There were 1,081 housing units, of which 10.9% were vacant. The homeowner vacancy rate was 0.2% and the rental vacancy rate was 6.7%.

0.0% of residents lived in urban areas, while 100.0% lived in rural areas.

Racial composition as of the 2020 census
| Race | Number | Percent |
|---|---|---|
| White | 1,143 | 40.9% |
| Black or African American | 21 | 0.8% |
| American Indian and Alaska Native | 25 | 0.9% |
| Asian | 1 | 0.0% |
| Native Hawaiian and Other Pacific Islander | 0 | 0.0% |
| Some other race | 389 | 13.9% |
| Two or more races | 1,216 | 43.5% |
| Hispanic or Latino (of any race) | 2,447 | 87.5% |

===2000 census===
As of the census of 2000, 3,305 people, 1,052 households, and 810 families resided in the city. The population density was 2,224.2 PD/sqmi. The 1,201 housing units averaged 808.2/sq mi (311.2/km^{2}). The racial makeup of the city was 64.99% White, 0.36% African American, 0.27% Native American, 30.11% from other races, and 4.27% from two or more races. Hispanics or Latinos of any race were 88.84% of the population.

Of the 1,052 households, 44.3% had children under 18 living with them, 47.1% were married couples living together, 23.7% had a female householder with no husband present, and 23.0% were not families. About 21.0% of all households were made up of individuals, and 11.8% had someone living alone who was 65 or older. The average household size was 3.11 and the average family size was 3.60.

In the city, the population was distributed as 34.6% under 18, 10.2% from 18 to 24, 25.6% from 25 to 44, 17.7% from 45 to 64, and 12.0% who were 65 or older. The median age was 29 years. For every 100 females, there were 90.8 males. For every 100 females age 18 and over, there were 83.5 males.

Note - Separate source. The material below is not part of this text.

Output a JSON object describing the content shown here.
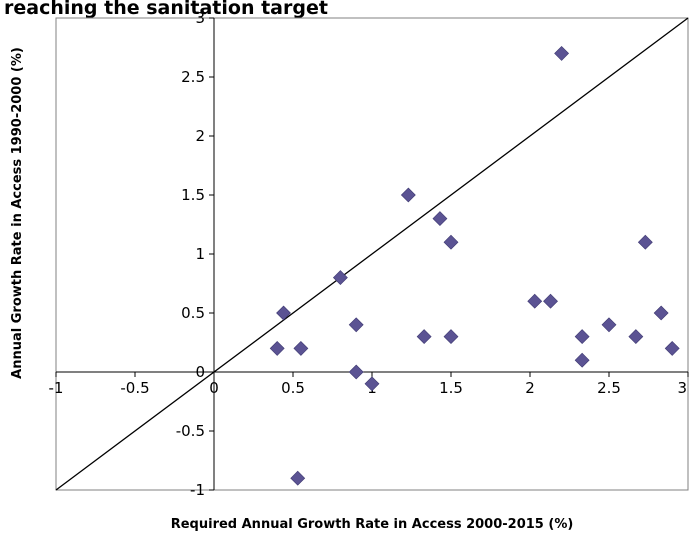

The median income for a household in the city was $25,329, and for a family was $27,949. Males had a median income of $23,929 versus $15,608 for females. The per capita income for the city was $9,368. About 23.6% of families and 28.0% of the population were below the poverty line, including 33.1% of those under age 18 and 29.7% of those age 65 or over.
==Notable people==

- David Lee Garza, a Tejano music artist, was born in Poteet.
- George Strait, a country music singer, was born in Poteet.